Utilization of 5,6-dihydrouridine 5′-triphosphate in the reaction catalyzed by Escherichia coli RNA polymerase

Abstract

1. Characteristics of the incorporation of 5,6-dihydrouridine 5′-monophosphate (H 2UMP) into RNA by DNA-dependent RNA polymerase (nucleosidetriphosphate: RNA nucleotidyltransferase, EC 2.7.7.6) from Escherichia coli were investigated. 5,6-Dihydro-UTP (H 2UTP) replaces UTP in the polymerase reaction at a low efficiency with dAT copolymer or DNA from salmon sperm, calf thymus and pea bud as primers.

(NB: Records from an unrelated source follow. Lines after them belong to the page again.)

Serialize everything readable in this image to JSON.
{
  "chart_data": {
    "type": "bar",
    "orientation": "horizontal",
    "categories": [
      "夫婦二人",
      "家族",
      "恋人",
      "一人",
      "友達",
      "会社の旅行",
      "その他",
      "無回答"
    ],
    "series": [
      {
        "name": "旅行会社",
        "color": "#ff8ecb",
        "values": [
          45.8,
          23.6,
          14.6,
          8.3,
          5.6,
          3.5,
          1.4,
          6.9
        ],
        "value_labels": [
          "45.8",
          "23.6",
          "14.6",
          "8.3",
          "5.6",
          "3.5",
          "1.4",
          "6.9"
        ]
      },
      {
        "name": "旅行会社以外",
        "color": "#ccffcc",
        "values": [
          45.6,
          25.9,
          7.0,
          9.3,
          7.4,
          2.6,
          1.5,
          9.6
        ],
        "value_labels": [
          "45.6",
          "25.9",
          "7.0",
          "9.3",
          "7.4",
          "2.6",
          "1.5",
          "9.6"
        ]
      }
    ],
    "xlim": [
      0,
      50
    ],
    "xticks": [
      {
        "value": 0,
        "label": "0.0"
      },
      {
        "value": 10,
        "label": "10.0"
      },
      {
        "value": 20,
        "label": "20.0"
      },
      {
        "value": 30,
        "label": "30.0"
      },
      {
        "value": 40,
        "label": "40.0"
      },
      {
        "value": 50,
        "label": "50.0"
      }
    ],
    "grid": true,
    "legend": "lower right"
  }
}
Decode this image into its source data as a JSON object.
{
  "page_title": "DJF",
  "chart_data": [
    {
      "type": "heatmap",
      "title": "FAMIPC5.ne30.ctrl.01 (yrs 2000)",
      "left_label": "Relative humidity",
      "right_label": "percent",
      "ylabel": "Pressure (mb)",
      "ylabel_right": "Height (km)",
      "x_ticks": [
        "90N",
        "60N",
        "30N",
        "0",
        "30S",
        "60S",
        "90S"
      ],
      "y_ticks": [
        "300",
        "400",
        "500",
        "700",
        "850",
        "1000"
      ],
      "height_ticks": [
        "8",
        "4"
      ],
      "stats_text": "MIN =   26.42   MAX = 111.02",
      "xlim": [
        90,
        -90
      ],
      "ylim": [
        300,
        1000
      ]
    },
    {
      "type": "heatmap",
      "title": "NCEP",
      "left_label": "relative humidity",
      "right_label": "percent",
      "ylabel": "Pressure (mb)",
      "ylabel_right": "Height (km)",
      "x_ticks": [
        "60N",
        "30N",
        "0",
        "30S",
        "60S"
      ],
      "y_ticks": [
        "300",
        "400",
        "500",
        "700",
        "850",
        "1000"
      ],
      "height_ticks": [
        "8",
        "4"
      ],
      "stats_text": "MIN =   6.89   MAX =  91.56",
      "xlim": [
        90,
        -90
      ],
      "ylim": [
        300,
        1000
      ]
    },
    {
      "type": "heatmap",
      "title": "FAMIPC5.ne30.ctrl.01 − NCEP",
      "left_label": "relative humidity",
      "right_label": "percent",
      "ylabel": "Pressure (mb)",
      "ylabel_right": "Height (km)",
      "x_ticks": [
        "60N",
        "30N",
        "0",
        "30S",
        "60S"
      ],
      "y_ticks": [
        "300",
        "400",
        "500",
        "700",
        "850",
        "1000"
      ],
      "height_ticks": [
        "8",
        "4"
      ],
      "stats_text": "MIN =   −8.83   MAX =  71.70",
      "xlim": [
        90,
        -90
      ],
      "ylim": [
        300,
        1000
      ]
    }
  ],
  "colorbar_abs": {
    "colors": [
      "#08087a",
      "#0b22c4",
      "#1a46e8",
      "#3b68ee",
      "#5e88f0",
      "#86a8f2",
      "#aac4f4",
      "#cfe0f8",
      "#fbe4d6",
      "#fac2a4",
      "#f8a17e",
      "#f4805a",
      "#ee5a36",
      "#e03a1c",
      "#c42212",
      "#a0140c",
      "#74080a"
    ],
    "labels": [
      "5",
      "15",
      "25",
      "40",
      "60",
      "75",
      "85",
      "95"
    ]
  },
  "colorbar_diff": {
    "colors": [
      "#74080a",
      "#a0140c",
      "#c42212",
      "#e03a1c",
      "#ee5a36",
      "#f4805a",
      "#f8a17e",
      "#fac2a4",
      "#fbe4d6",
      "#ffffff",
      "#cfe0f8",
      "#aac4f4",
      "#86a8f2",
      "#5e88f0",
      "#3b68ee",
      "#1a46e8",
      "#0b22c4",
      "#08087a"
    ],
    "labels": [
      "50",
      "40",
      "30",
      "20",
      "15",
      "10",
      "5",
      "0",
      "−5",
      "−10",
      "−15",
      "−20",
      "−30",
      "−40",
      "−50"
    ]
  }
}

UTP stimulates H 2UMP incorporation into RNA in the presence of each of the primers when it is added to reaction mixtures during the initial stages of RNA synthesis or when RNA synthesis has leveled off. H 2UMP is incorporated into RNA next to each of the 4 common nucleotides. As compared to the pattern of UMP incorporation, it occurs less frequently next to itself or UMP and more frequently next to GMP and AMP. The molecular size of RNA containing H 2UMP is smaller than that containing UMP. These results may be related to the fact that H 2UTP is a specific but inefficient substitute for UTP in the polymerase reaction. With H 2UTP as substrate, elongation of RNA chains are retarded at positions requiring UTP participation resulting in relatively short polynucleotides which represent a partial transcription of the DNA primers. Addition of UTP permits lengthening of the polynucleotide molecules resulting in a net increase in acid insoluble polymer containing H 2UMP. 2. The conversion of H 2UMP to H 2UTP by a soluble enzyme preparation from Ehrlich ascites cells is described. Since all of the reactions, including the interconversion of UMP and H 2UMP, have been demonstrated, it is proposed that synthesis de novo of naturally occurring polynucleotide H 2UMP is a possible metabolic pathway in vivo. However, the results do not exclude the possibility that hydrogenation of specific UMP residues may occur at the polynucleotide level.